After a series of operettas, Leoncavallo tried for one last serious effort (Edipo Re), but he died before he could finish the orchestration, which was completed by Giovanni Pennacchio. From the 1970s the opera has had a number of revivals, both as concert performances (including Rome 1972, Amsterdam 1977 and Vienna 1998) as well as a fully staged production in Turin in 2002. In Edipo Re (a short one act work) the composer uses exactly the same melody for the final scene Miei poveri fior, per voi non più sole... (with the blinded Edipo) as he had for the Act IV Soprano aria from Der Roland von Berlin.
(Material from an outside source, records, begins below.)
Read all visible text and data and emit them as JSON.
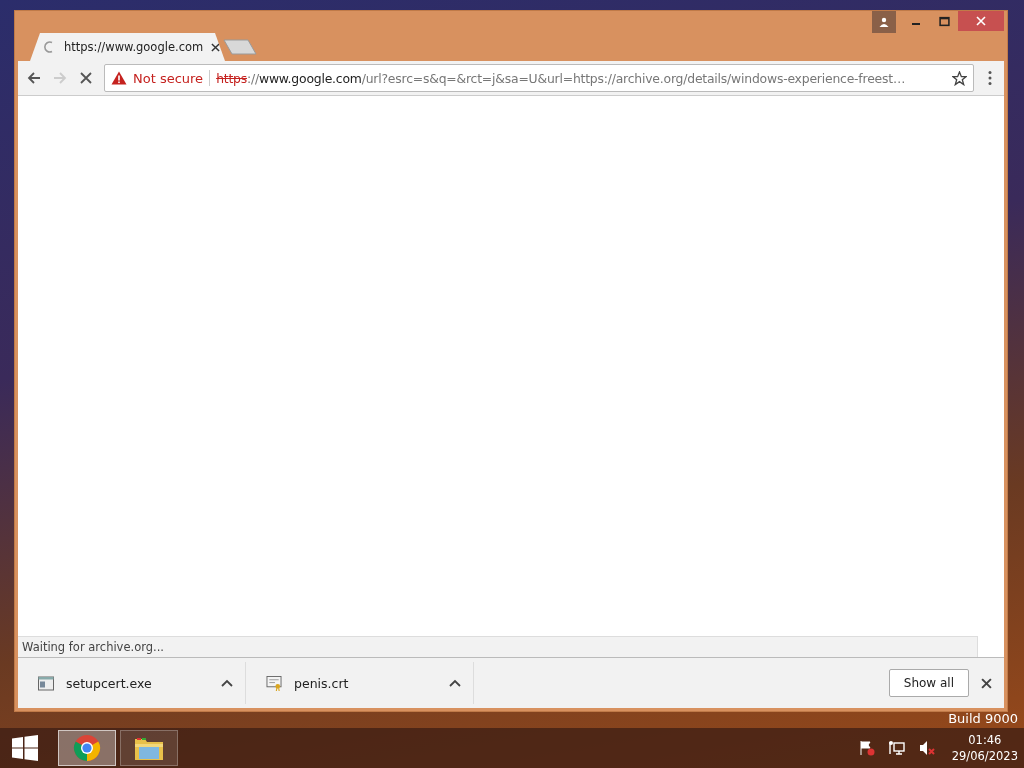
{
  "desktop": {
    "build_text": "Build 9000"
  },
  "window": {
    "tabs": [
      {
        "title": "https://www.google.com",
        "selected": true,
        "loading": true
      }
    ],
    "toolbar": {
      "back_disabled": false,
      "forward_disabled": true,
      "loading": true
    },
    "address": {
      "security": "Not secure",
      "scheme": "https",
      "separator": "://",
      "host": "www.google.com",
      "path": "/url?esrc=s&q=&rct=j&sa=U&url=https://archive.org/details/windows-experience-freest…"
    },
    "status": "Waiting for archive.org...",
    "downloads": [
      {
        "name": "setupcert.exe",
        "kind": "exe"
      },
      {
        "name": "penis.crt",
        "kind": "cert"
      }
    ],
    "show_all": "Show all"
  },
  "taskbar": {
    "apps": [
      {
        "kind": "browser",
        "selected": true
      },
      {
        "kind": "explorer",
        "selected": false
      }
    ],
    "time": "01:46",
    "date": "29/06/2023"
  }
}
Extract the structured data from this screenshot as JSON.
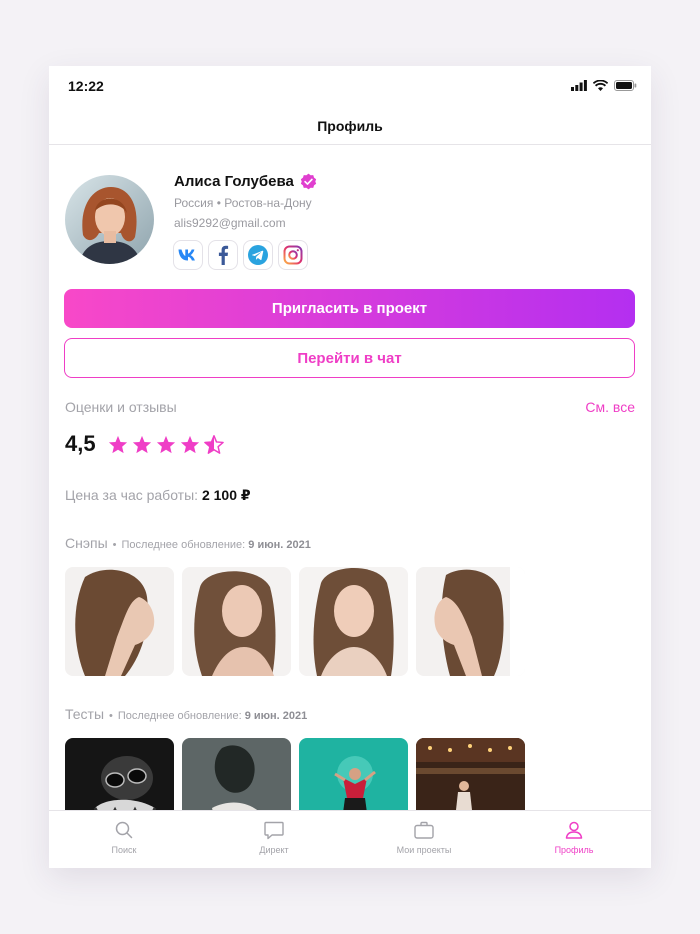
{
  "status_bar": {
    "time": "12:22"
  },
  "nav": {
    "title": "Профиль"
  },
  "profile": {
    "name": "Алиса Голубева",
    "country": "Россия",
    "separator": "•",
    "city": "Ростов-на-Дону",
    "email": "alis9292@gmail.com",
    "socials": [
      "vk-icon",
      "facebook-icon",
      "telegram-icon",
      "instagram-icon"
    ]
  },
  "actions": {
    "invite": "Пригласить в проект",
    "chat": "Перейти в чат"
  },
  "reviews": {
    "title": "Оценки и отзывы",
    "see_all": "См. все",
    "rating": "4,5",
    "stars": 4.5
  },
  "price": {
    "label": "Цена за час работы:",
    "value": "2 100 ₽"
  },
  "snaps": {
    "title": "Снэпы",
    "dot": "•",
    "updated_label": "Последнее обновление:",
    "updated_date": "9 июн. 2021"
  },
  "tests": {
    "title": "Тесты",
    "dot": "•",
    "updated_label": "Последнее обновление:",
    "updated_date": "9 июн. 2021"
  },
  "tabbar": {
    "search": "Поиск",
    "direct": "Директ",
    "projects": "Мои проекты",
    "profile": "Профиль"
  },
  "colors": {
    "accent": "#ef3ec6",
    "gradient_start": "#f848c8",
    "gradient_end": "#b42ff0"
  }
}
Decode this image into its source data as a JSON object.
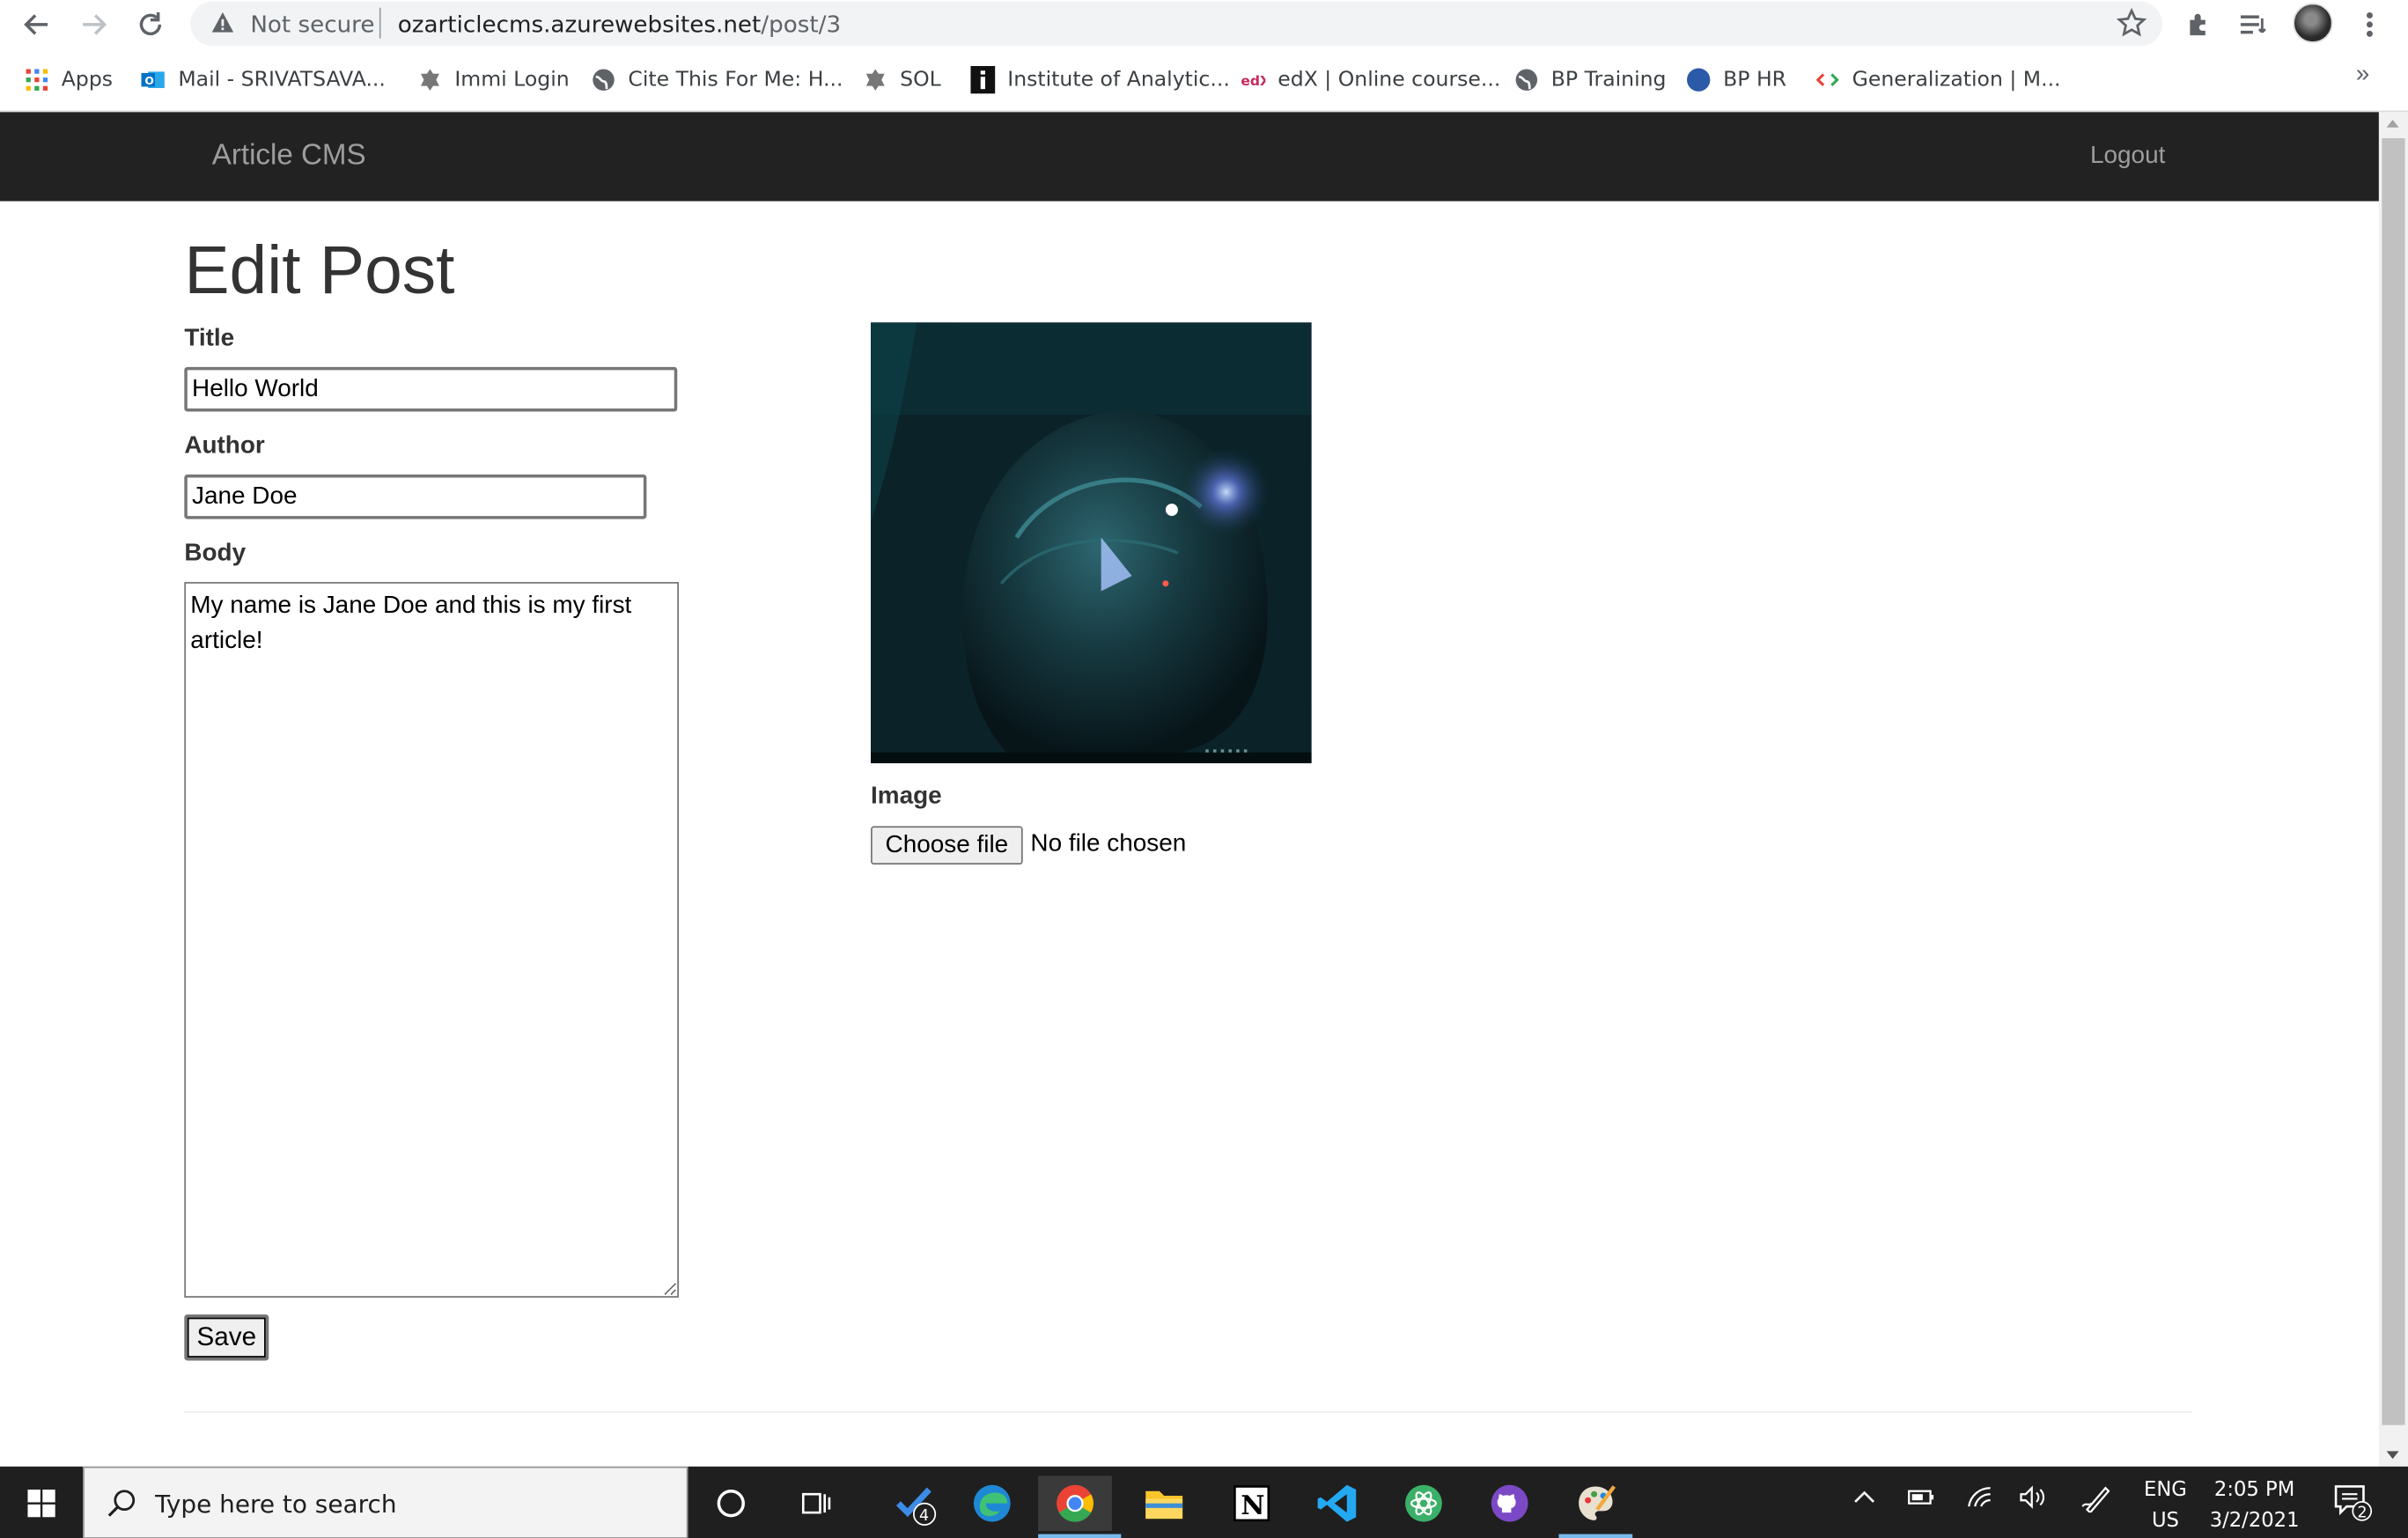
{
  "browser": {
    "security_label": "Not secure",
    "url_domain": "ozarticlecms.azurewebsites.net",
    "url_path": "/post/3",
    "bookmarks": [
      "Apps",
      "Mail - SRIVATSAVA...",
      "Immi Login",
      "Cite This For Me: H...",
      "SOL",
      "Institute of Analytic...",
      "edX | Online course...",
      "BP Training",
      "BP HR",
      "Generalization  |  M..."
    ],
    "more_bookmarks": "»"
  },
  "navbar": {
    "brand": "Article CMS",
    "logout": "Logout"
  },
  "form": {
    "heading": "Edit Post",
    "title_label": "Title",
    "title_value": "Hello World",
    "author_label": "Author",
    "author_value": "Jane Doe",
    "body_label": "Body",
    "body_value": "My name is Jane Doe and this is my first article!",
    "image_label": "Image",
    "choose_file": "Choose file",
    "no_file": "No file chosen",
    "save": "Save"
  },
  "taskbar": {
    "search_placeholder": "Type here to search",
    "todo_badge": "4",
    "lang_primary": "ENG",
    "lang_region": "US",
    "time": "2:05 PM",
    "date": "3/2/2021",
    "notification_count": "2"
  },
  "colors": {
    "navbar_bg": "#222222",
    "navbar_text": "#9d9d9d",
    "taskbar_bg": "#1f1f1f"
  }
}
It has been assumed (see The New Grove Dictionary of Opera) that Leoncavallo left the opera more or less complete (except for the orchestration), but Pennacchio may have had to do more and may have 'filled in the gaps' using Leoncavallo's earlier music.[8] The libretto for Edipo Re was written by Giovacchino Forzano, who also wrote Il piccolo Marat for Pietro Mascagni and two of the one-act operas for Puccini's Il trittico.
Little or nothing from Leoncavallo's other operas is heard today, but the baritone arias from Zazà were great concert and recording favourites among baritones and Zazà as a whole is sometimes revived, as is his La bohème. The tenor arias from La bohème remain recording favorites.
Leoncavallo also composed songs, most famously Mattinata, which he wrote for the Gramophone Company (which became HMV) with Caruso in mind. On 8 April 1904, Leoncavallo accompanied Caruso at the piano as they recorded the song.
Leoncavallo was the librettist for most of his own operas. Many considered him the greatest Italian librettist of his time after Boito. Among Leoncavallo's libretti for other composers is his contribution to the libretto for Puccini's Manon Lescaut.
Ruggero Leoncavallo died in Montecatini Terme, Tuscany, on 9 August 1919.